To be fair, I cannot blame most for taking such a perspective. There are two primary narratives for how civilization came to be, and which you believe has profound effects on which axiom you take to heart and do not. I believe that Franz Oppenheimer's perspective as advanced in The State that it starts and ends as a glorified protection racket. Most are not taught this by the state-run schools (for I should think obvious reasons).

The narrative that the statist defends is the one advanced by Robert Nozick in Anarchy, State, and Utopia. He posits that in ages long past we were all enslaved by the tyrannical despots of the past, but things gradually got better. Through a long fight, we acquired freedom, liberty, and all that; and are currently not ruled by any but ourselves...well if you believe what we were taught in school, anyways. The troubling part to me is the same thing that troubled Nozick...that at no part in his "tale of the slave" did we cease being enslaved. Is our republic nothing but enslavement to a larger number of masters, or rather a master with more heads?

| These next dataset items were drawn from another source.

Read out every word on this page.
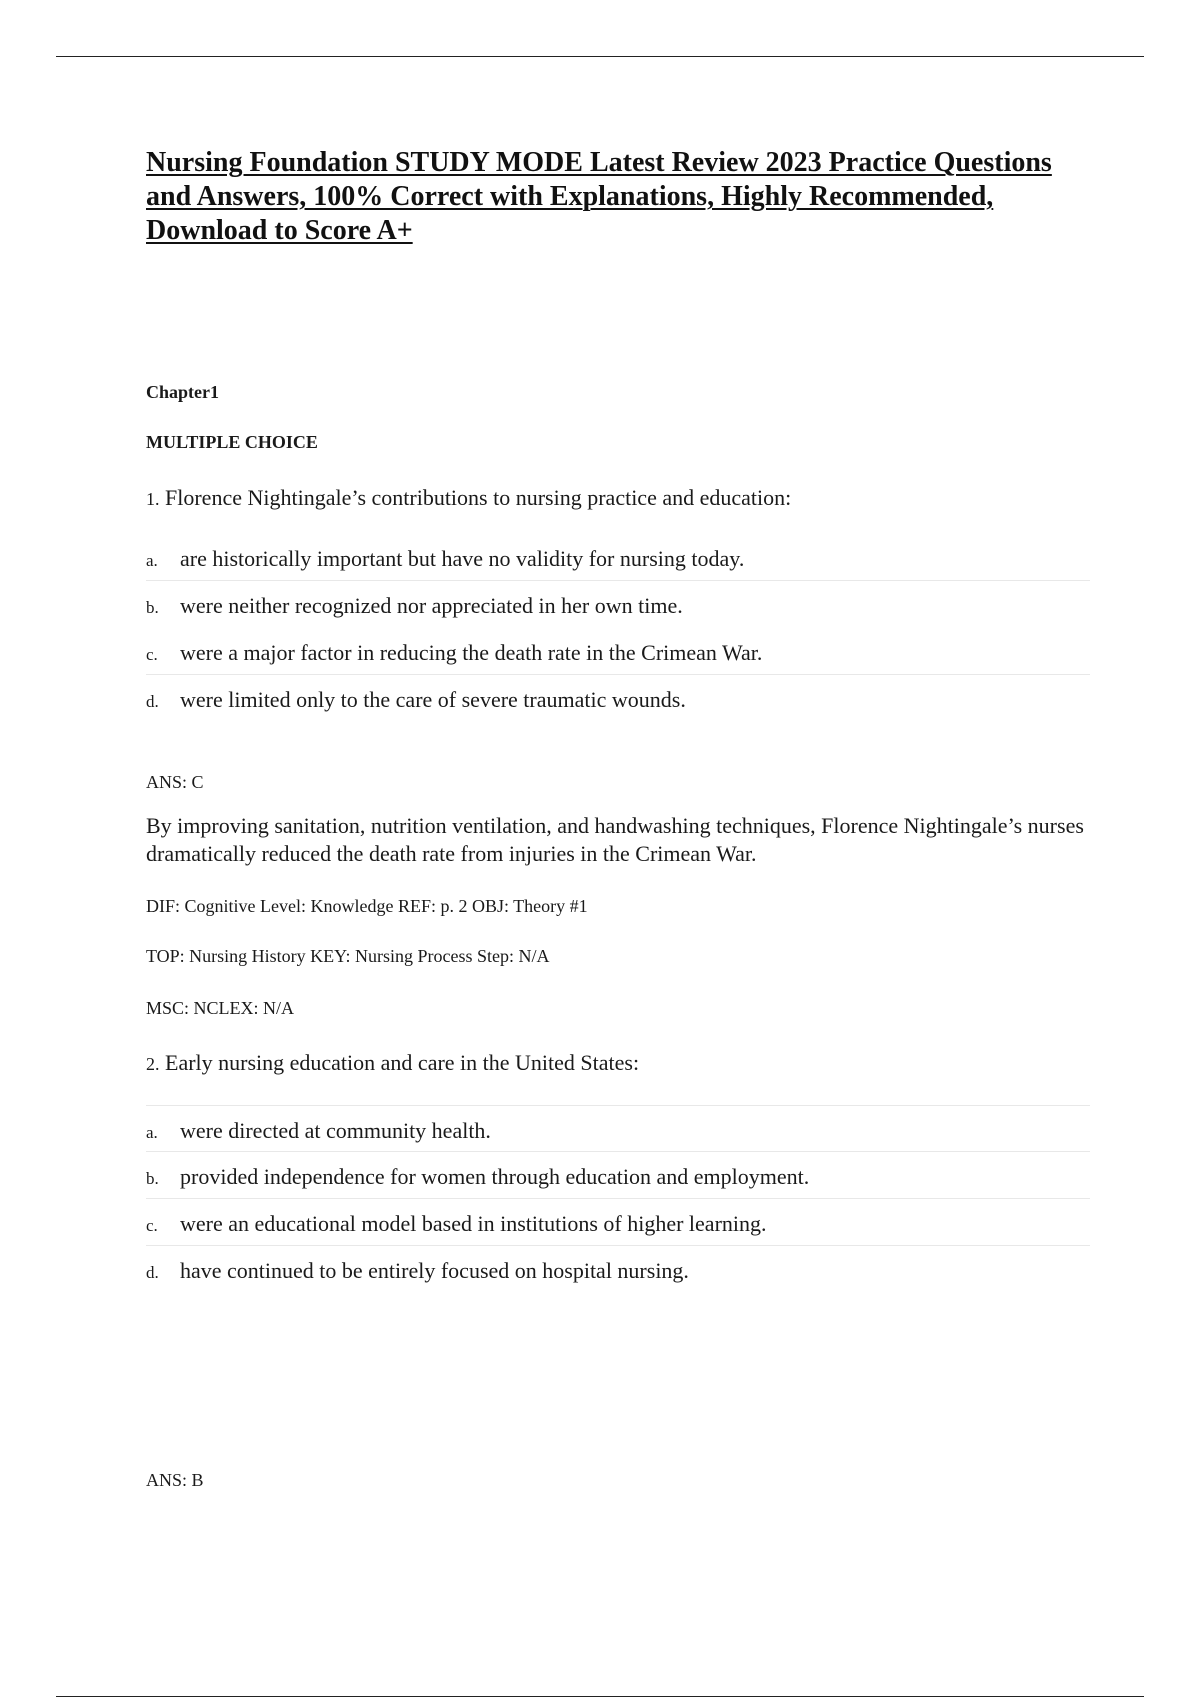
Nursing Foundation STUDY MODE Latest Review 2023 Practice Questions and Answers, 100% Correct with Explanations, Highly Recommended, Download to Score A+
Chapter1
MULTIPLE CHOICE
1. Florence Nightingale’s contributions to nursing practice and education:
a. are historically important but have no validity for nursing today.
b. were neither recognized nor appreciated in her own time.
c. were a major factor in reducing the death rate in the Crimean War.
d. were limited only to the care of severe traumatic wounds.
ANS: C
By improving sanitation, nutrition ventilation, and handwashing techniques, Florence Nightingale’s nurses dramatically reduced the death rate from injuries in the Crimean War.
DIF: Cognitive Level: Knowledge REF: p. 2 OBJ: Theory #1
TOP: Nursing History KEY: Nursing Process Step: N/A
MSC: NCLEX: N/A
2. Early nursing education and care in the United States:
a. were directed at community health.
b. provided independence for women through education and employment.
c. were an educational model based in institutions of higher learning.
d. have continued to be entirely focused on hospital nursing.
ANS: B
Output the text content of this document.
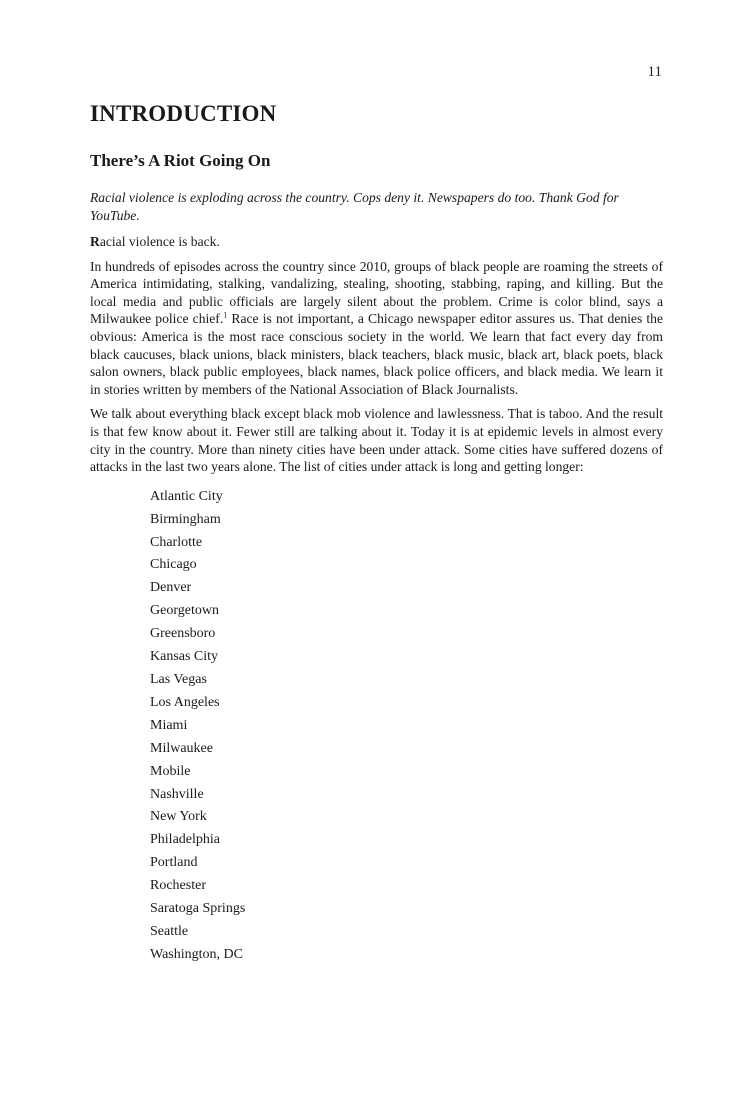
11
INTRODUCTION
There’s A Riot Going On

Racial violence is exploding across the country. Cops deny it. Newspapers do too. Thank God for YouTube.

Racial violence is back.

In hundreds of episodes across the country since 2010, groups of black people are roaming the streets of America intimidating, stalking, vandalizing, stealing, shooting, stabbing, raping, and killing. But the local media and public officials are largely silent about the problem. Crime is color blind, says a Milwaukee police chief.$^1$ Race is not important, a Chicago newspaper editor assures us. That denies the obvious: America is the most race conscious society in the world. We learn that fact every day from black caucuses, black unions, black ministers, black teachers, black music, black art, black poets, black salon owners, black public employees, black names, black police officers, and black media. We learn it in stories written by members of the National Association of Black Journalists.

We talk about everything black except black mob violence and lawlessness. That is taboo. And the result is that few know about it. Fewer still are talking about it. Today it is at epidemic levels in almost every city in the country. More than ninety cities have been under attack. Some cities have suffered dozens of attacks in the last two years alone. The list of cities under attack is long and getting longer:

Atlantic City
Birmingham
Charlotte
Chicago
Denver
Georgetown
Greensboro
Kansas City
Las Vegas
Los Angeles
Miami
Milwaukee
Mobile
Nashville
New York
Philadelphia
Portland
Rochester
Saratoga Springs
Seattle
Washington, DC
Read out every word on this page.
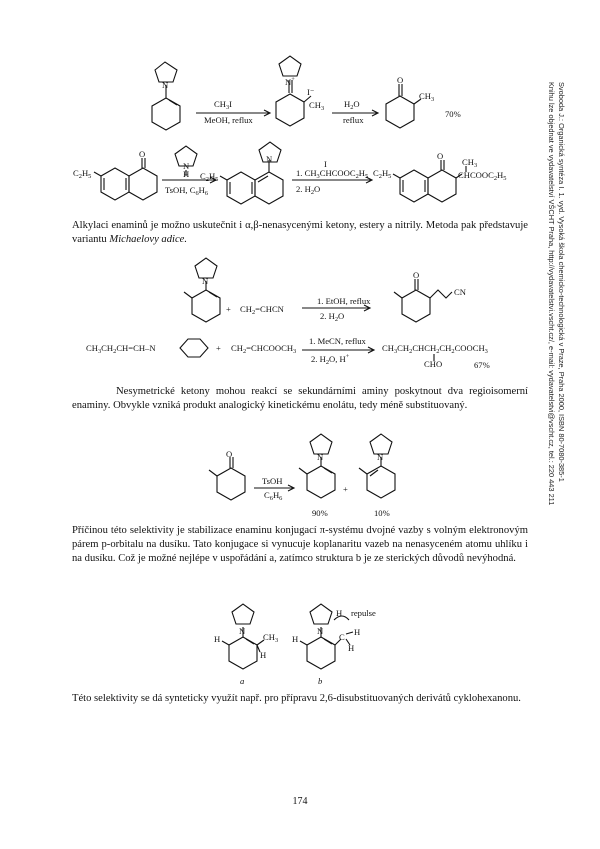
Svoboda J.: Organická syntéza I. 1. vyd. Vysoká škola chemicko-technologická v Praze, Praha 2000, ISBN 80-7080-385-1
Knihu lze objednat ve vydavatelství VŠCHT Praha, http://vydavatelstvi.vscht.cz/, e-mail: vydavatelstvi@vscht.cz, tel.: 220 443 211
N
$CH_3I$
MeOH, reflux
N+
I⁻
$CH_3$ $H_2O$
reflux
O
$CH_3$
70%
$C_2H_5$
O
N
H
TsOH, $C_6H_6$
$C_2H_5$
N	I
1. $CH_3CHCOOC_2H_5$
2. $H_2O$
$C_2H_5$
O
$CH_3$
$CHCOOC_2H_5$
Alkylaci enaminů je možno uskutečnit i α,β-nenasycenými ketony, estery a nitrily. Metoda pak představuje variantu Michaelovy adice.
N
+ $CH_2=CHCN$
1. EtOH, reflux
2. $H_2O$
O
CN
$CH_3CH_2CH=CH-N$	+ $CH_2=CHCOOCH_3$
1. MeCN, reflux
2. $H_2O$, H+
$CH_3CH_2CHCH_2CH_2COOCH_3$
CHO	67%
Nesymetrické ketony mohou reakcí se sekundárními aminy poskytnout dva regioisomerní enaminy. Obvykle vzniká produkt analogický kinetickému enolátu, tedy méně substituovaný.
O
TsOH
$C_6H_6$
N	N
90%
+
10%
Příčinou této selektivity je stabilizace enaminu konjugací π-systému dvojné vazby s volným elektronovým párem p-orbitalu na dusíku. Tato konjugace si vynucuje koplanaritu vazeb na nenasyceném atomu uhlíku i na dusíku. Což je možné nejlépe v uspořádání a, zatímco struktura b je ze sterických důvodů nevýhodná.
N
H	$CH_3$
H
a
N
H
H repulse
C H
H
b
Této selektivity se dá synteticky využít např. pro přípravu 2,6-disubstituovaných derivátů cyklohexanonu.
174
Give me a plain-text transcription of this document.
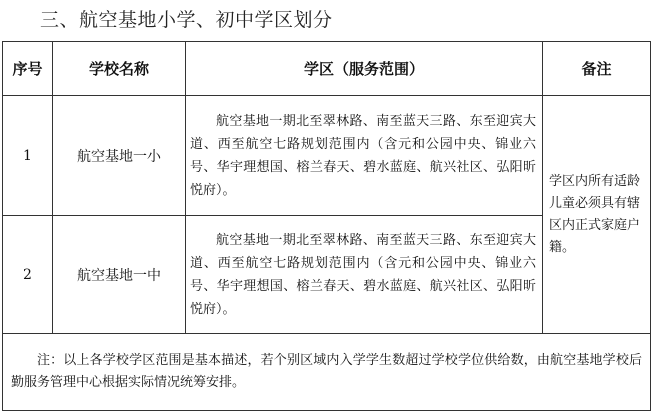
三、航空基地小学、初中学区划分
序号	学校名称	学区（服务范围）	备注
1	航空基地一小	航空基地一期北至翠林路、南至蓝天三路、东至迎宾大道、西至航空七路规划范围内（含元和公园中央、锦业六号、华宇理想国、榕兰春天、碧水蓝庭、航兴社区、弘阳昕悦府）。	学区内所有适龄儿童必须具有辖区内正式家庭户籍。
2	航空基地一中	航空基地一期北至翠林路、南至蓝天三路、东至迎宾大道、西至航空七路规划范围内（含元和公园中央、锦业六号、华宇理想国、榕兰春天、碧水蓝庭、航兴社区、弘阳昕悦府）。	
注：以上各学校学区范围是基本描述，若个别区域内入学学生数超过学校学位供给数，由航空基地学校后勤服务管理中心根据实际情况统筹安排。			
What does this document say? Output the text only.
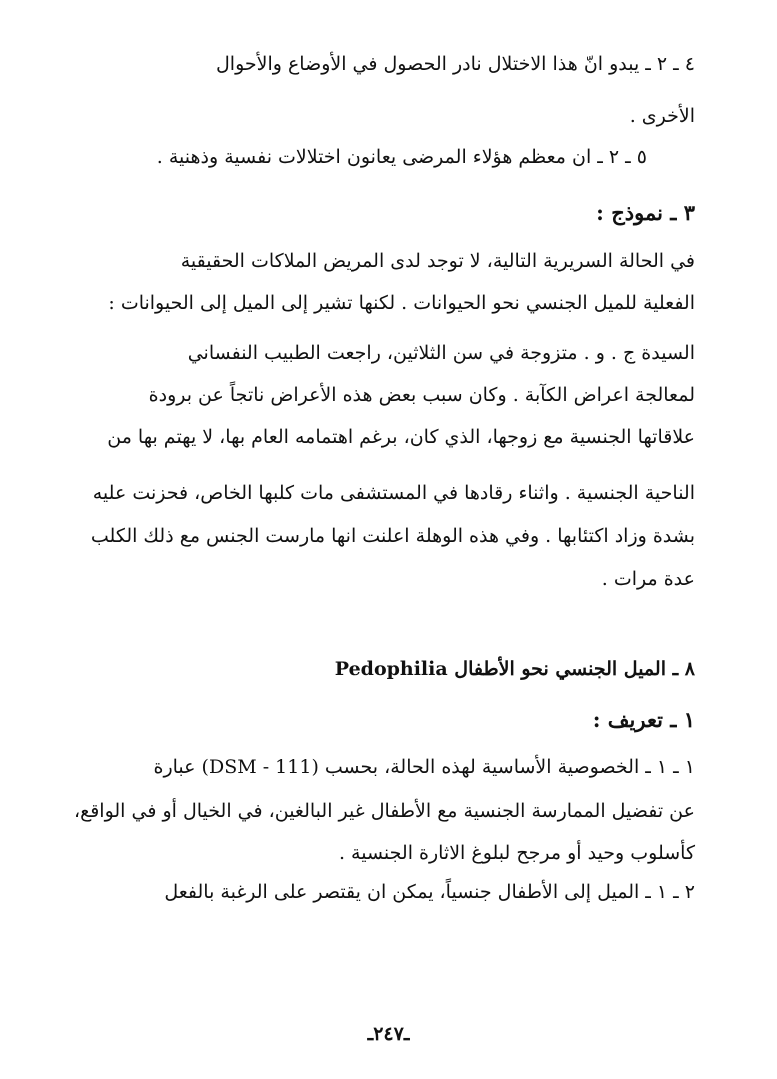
٤ ـ ٢ ـ يبدو انّ هذا الاختلال نادر الحصول في الأوضاع والأحوال
الأخرى .
٥ ـ ٢ ـ ان معظم هؤلاء المرضى يعانون اختلالات نفسية وذهنية .
٣ ـ نموذج :
في الحالة السريرية التالية، لا توجد لدى المريض الملاكات الحقيقية
الفعلية للميل الجنسي نحو الحيوانات . لكنها تشير إلى الميل إلى الحيوانات :
السيدة ج . و . متزوجة في سن الثلاثين، راجعت الطبيب النفساني
لمعالجة اعراض الكآبة . وكان سبب بعض هذه الأعراض ناتجاً عن برودة
علاقاتها الجنسية مع زوجها، الذي كان، برغم اهتمامه العام بها، لا يهتم بها من
الناحية الجنسية . واثناء رقادها في المستشفى مات كلبها الخاص، فحزنت عليه
بشدة وزاد اكتئابها . وفي هذه الوهلة اعلنت انها مارست الجنس مع ذلك الكلب
عدة مرات .
٨ ـ الميل الجنسي نحو الأطفال Pedophilia
١ ـ تعريف :
١ ـ ١ ـ الخصوصية الأساسية لهذه الحالة، بحسب (DSM - 111) عبارة
عن تفضيل الممارسة الجنسية مع الأطفال غير البالغين، في الخيال أو في الواقع،
كأسلوب وحيد أو مرجح لبلوغ الاثارة الجنسية .
٢ ـ ١ ـ الميل إلى الأطفال جنسياً، يمكن ان يقتصر على الرغبة بالفعل
ـ٢٤٧ـ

As I have read Spooner and Hoppe, I know the answer is that republicanism and democracy are both still slavery to the state. The natural thing that falls out of such a philosophy is not only the divine right of kings, and "the people"; but it also means consent is irrelevant. The master cares not for the will of the slave.

Perhaps this is why so many of those advancing such arguments are determinists. It certainly would make coping with such a perceived situation that much easier.